Snow also drafted a dropping Bailey, who isn't a superstar by any means (just ask Isles fans
) but will hit his 1000th game as an Islander later this week. I still can't believe Barzal dropped that far in the draft. But the misses- Ho-Sang, Dal Colle, and a few others set the org back.
Bellows- he's been more willing to give/take hits than he gets credit for, but that's why I question if there's something else we don't see in public. He always seems humble, so I don't think he's a dick. His father was an NHL player, so I assume he was taught the right way to behave. Maybe that made him feel entitled? Doesn't seem it. But waiving him while keeping Johnston and Soshnikov makes you wonder about Bellows. I have a feeling this is to make room to bring Salo back up, but still, Bellows was waived over Johnston and Soshnikov, neither of whom have looked that good in regular season games this year. Bellows looked decent in the first game, but was benched for almost the entire 3rd period. Lambert said it was because there was a lot of penalties both ways and he's not on special teams. If you play 16 seconds in a period, you've done something wrong, no matter how many penalties there are. The coach just isn't throwing you under the bus publicly.

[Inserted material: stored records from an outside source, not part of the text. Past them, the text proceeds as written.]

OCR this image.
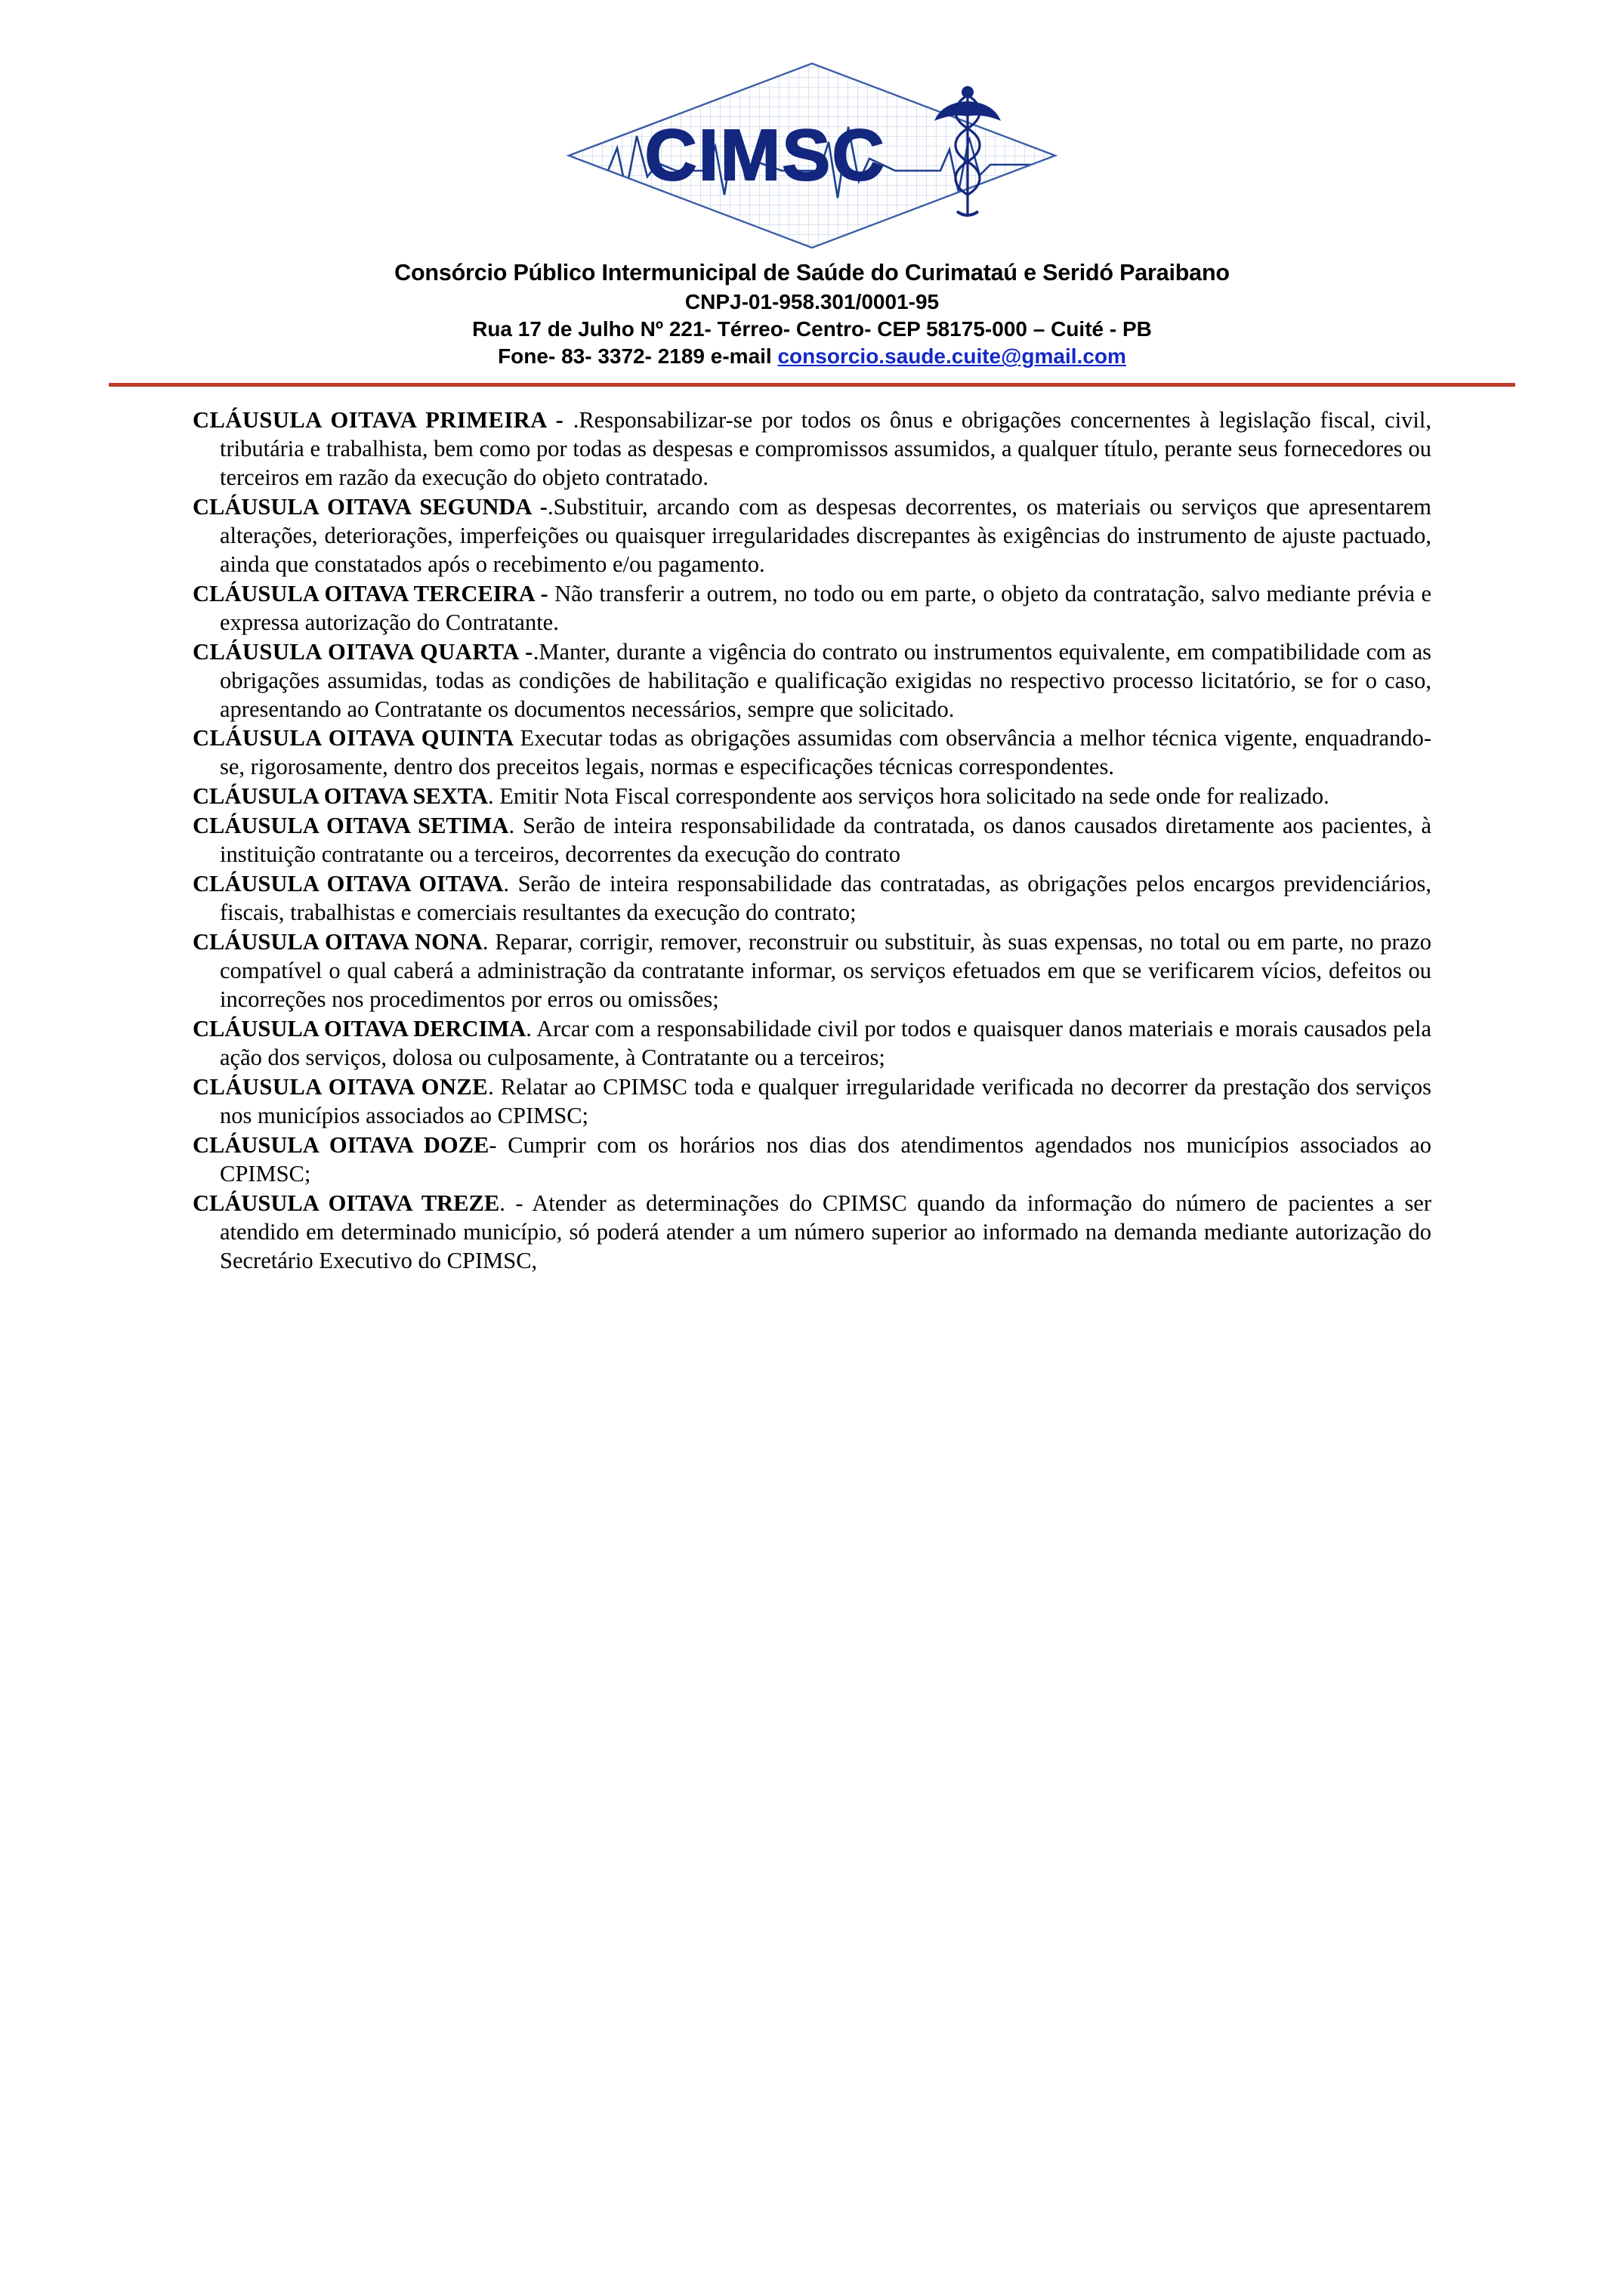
CIMSC
Consórcio Público Intermunicipal de Saúde do Curimataú e Seridó Paraibano
CNPJ-01-958.301/0001-95
Rua 17 de Julho Nº 221- Térreo- Centro- CEP 58175-000 – Cuité - PB
Fone- 83- 3372- 2189 e-mail consorcio.saude.cuite@gmail.com

CLÁUSULA OITAVA PRIMEIRA - .Responsabilizar-se por todos os ônus e obrigações concernentes à legislação fiscal, civil, tributária e trabalhista, bem como por todas as despesas e compromissos assumidos, a qualquer título, perante seus fornecedores ou terceiros em razão da execução do objeto contratado.

CLÁUSULA OITAVA SEGUNDA -.Substituir, arcando com as despesas decorrentes, os materiais ou serviços que apresentarem alterações, deteriorações, imperfeições ou quaisquer irregularidades discrepantes às exigências do instrumento de ajuste pactuado, ainda que constatados após o recebimento e/ou pagamento.

CLÁUSULA OITAVA TERCEIRA - Não transferir a outrem, no todo ou em parte, o objeto da contratação, salvo mediante prévia e expressa autorização do Contratante.

CLÁUSULA OITAVA QUARTA -.Manter, durante a vigência do contrato ou instrumentos equivalente, em compatibilidade com as obrigações assumidas, todas as condições de habilitação e qualificação exigidas no respectivo processo licitatório, se for o caso, apresentando ao Contratante os documentos necessários, sempre que solicitado.

CLÁUSULA OITAVA QUINTA Executar todas as obrigações assumidas com observância a melhor técnica vigente, enquadrando-se, rigorosamente, dentro dos preceitos legais, normas e especificações técnicas correspondentes.

CLÁUSULA OITAVA SEXTA. Emitir Nota Fiscal correspondente aos serviços hora solicitado na sede onde for realizado.

CLÁUSULA OITAVA SETIMA. Serão de inteira responsabilidade da contratada, os danos causados diretamente aos pacientes, à instituição contratante ou a terceiros, decorrentes da execução do contrato

CLÁUSULA OITAVA OITAVA. Serão de inteira responsabilidade das contratadas, as obrigações pelos encargos previdenciários, fiscais, trabalhistas e comerciais resultantes da execução do contrato;

CLÁUSULA OITAVA NONA. Reparar, corrigir, remover, reconstruir ou substituir, às suas expensas, no total ou em parte, no prazo compatível o qual caberá a administração da contratante informar, os serviços efetuados em que se verificarem vícios, defeitos ou incorreções nos procedimentos por erros ou omissões;

CLÁUSULA OITAVA DERCIMA. Arcar com a responsabilidade civil por todos e quaisquer danos materiais e morais causados pela ação dos serviços, dolosa ou culposamente, à Contratante ou a terceiros;

CLÁUSULA OITAVA ONZE. Relatar ao CPIMSC toda e qualquer irregularidade verificada no decorrer da prestação dos serviços nos municípios associados ao CPIMSC;

CLÁUSULA OITAVA DOZE- Cumprir com os horários nos dias dos atendimentos agendados nos municípios associados ao CPIMSC;

CLÁUSULA OITAVA TREZE. - Atender as determinações do CPIMSC quando da informação do número de pacientes a ser atendido em determinado município, só poderá atender a um número superior ao informado na demanda mediante autorização do Secretário Executivo do CPIMSC,
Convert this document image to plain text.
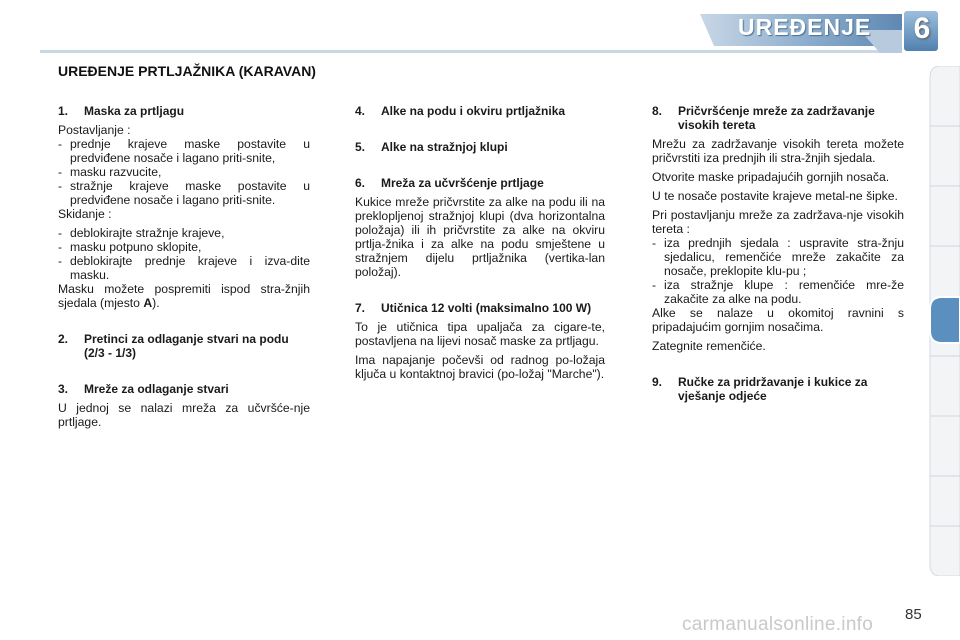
UREĐENJE 6
UREĐENJE PRTLJAŽNIKA (KARAVAN)
1.	Maska za prtljagu

Postavljanje :

- prednje krajeve maske postavite u predviđene nosače i lagano priti-snite,
- masku razvucite,
- stražnje krajeve maske postavite u predviđene nosače i lagano priti-snite.

Skidanje :

- deblokirajte stražnje krajeve,
- masku potpuno sklopite,
- deblokirajte prednje krajeve i izva-dite masku.

Masku možete pospremiti ispod stra-žnjih sjedala (mjesto A).

2.	Pretinci za odlaganje stvari na podu (2/3 - 1/3)
3.	Mreže za odlaganje stvari

U jednoj se nalazi mreža za učvršće-nje prtljage.

4.	Alke na podu i okviru prtljažnika
5.	Alke na stražnjoj klupi
6.	Mreža za učvršćenje prtljage

Kukice mreže pričvrstite za alke na podu ili na preklopljenoj stražnjoj klupi (dva horizontalna položaja) ili ih pričvrstite za alke na okviru prtlja-žnika i za alke na podu smještene u stražnjem dijelu prtljažnika (vertika-lan položaj).

7.	Utičnica 12 volti (maksimalno 100 W)

To je utičnica tipa upaljača za cigare-te, postavljena na lijevi nosač maske za prtljagu.

Ima napajanje počevši od radnog po-ložaja ključa u kontaktnoj bravici (po-ložaj "Marche").

8.	Pričvršćenje mreže za zadržavanje visokih tereta

Mrežu za zadržavanje visokih tereta možete pričvrstiti iza prednjih ili stra-žnjih sjedala.

Otvorite maske pripadajućih gornjih nosača.

U te nosače postavite krajeve metal-ne šipke.

Pri postavljanju mreže za zadržava-nje visokih tereta :

- iza prednjih sjedala : uspravite stra-žnju sjedalicu, remenčiće mreže zakačite za nosače, preklopite klu-pu ;
- iza stražnje klupe : remenčiće mre-že zakačite za alke na podu.

Alke se nalaze u okomitoj ravnini s pripadajućim gornjim nosačima.

Zategnite remenčiće.

9.	Ručke za pridržavanje i kukice za vješanje odjeće
carmanualsonline.info 85
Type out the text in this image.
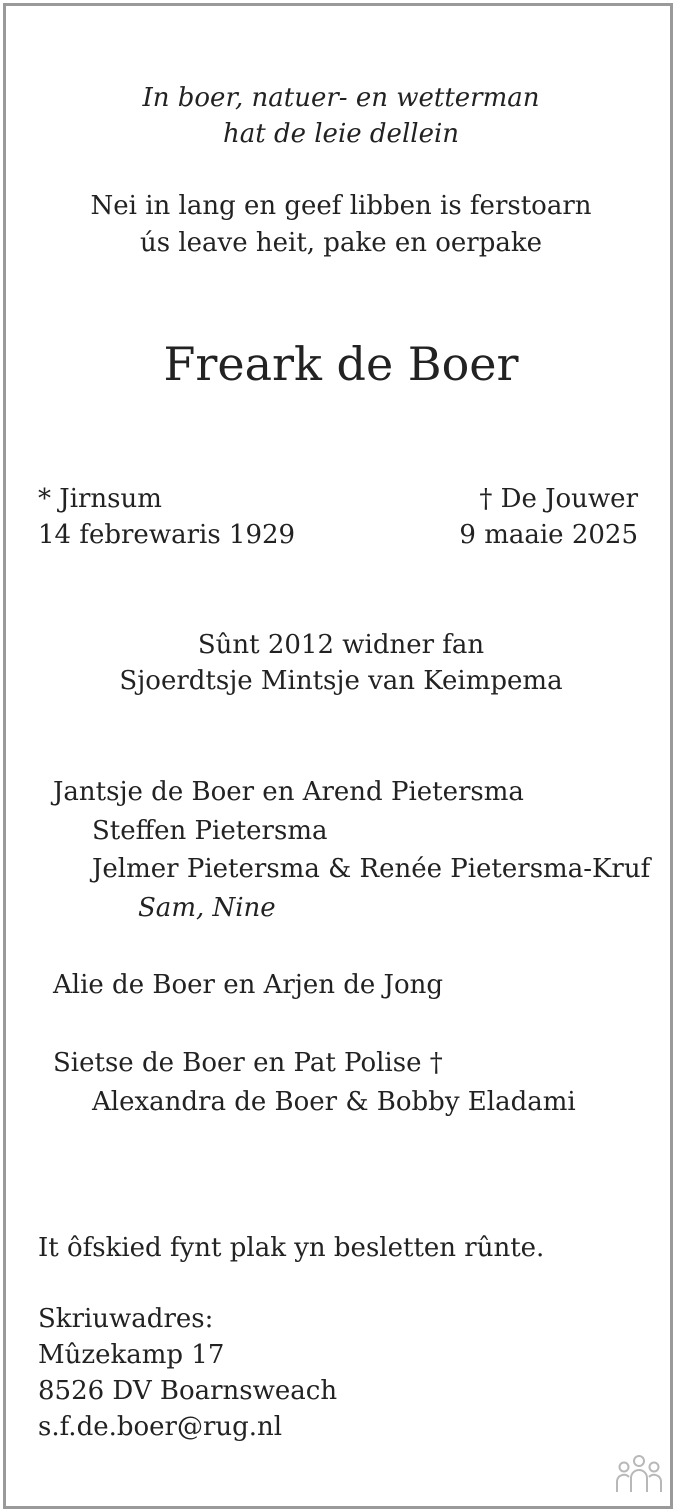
In boer, natuer- en wetterman
hat de leie dellein
Nei in lang en geef libben is ferstoarn
ús leave heit, pake en oerpake
Freark de Boer
* Jirnsum
14 febrewaris 1929
† De Jouwer
9 maaie 2025
Sûnt 2012 widner fan
Sjoerdtsje Mintsje van Keimpema
Jantsje de Boer en Arend Pietersma
Steffen Pietersma
Jelmer Pietersma & Renée Pietersma-Kruf
Sam, Nine
Alie de Boer en Arjen de Jong
Sietse de Boer en Pat Polise †
Alexandra de Boer & Bobby Eladami
It ôfskied fynt plak yn besletten rûnte.
Skriuwadres:
Mûzekamp 17
8526 DV Boarnsweach
s.f.de.boer@rug.nl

We'll see in a few hours if he passes. He's making $1.2M on a single year contract. I'm sure another team has cap space for that. Isles may be happy to get rid of cap space though. Maybe Lou has a multi-step plan? You'd think if he's got a trade in the works that the other team would take Bellows as a throw-in, unless they're looking to shed cap space. But then take and waive him, gain an asset. Even if another team has 50 contracts he's got to be better than someone in their system, right? It all seems very strange.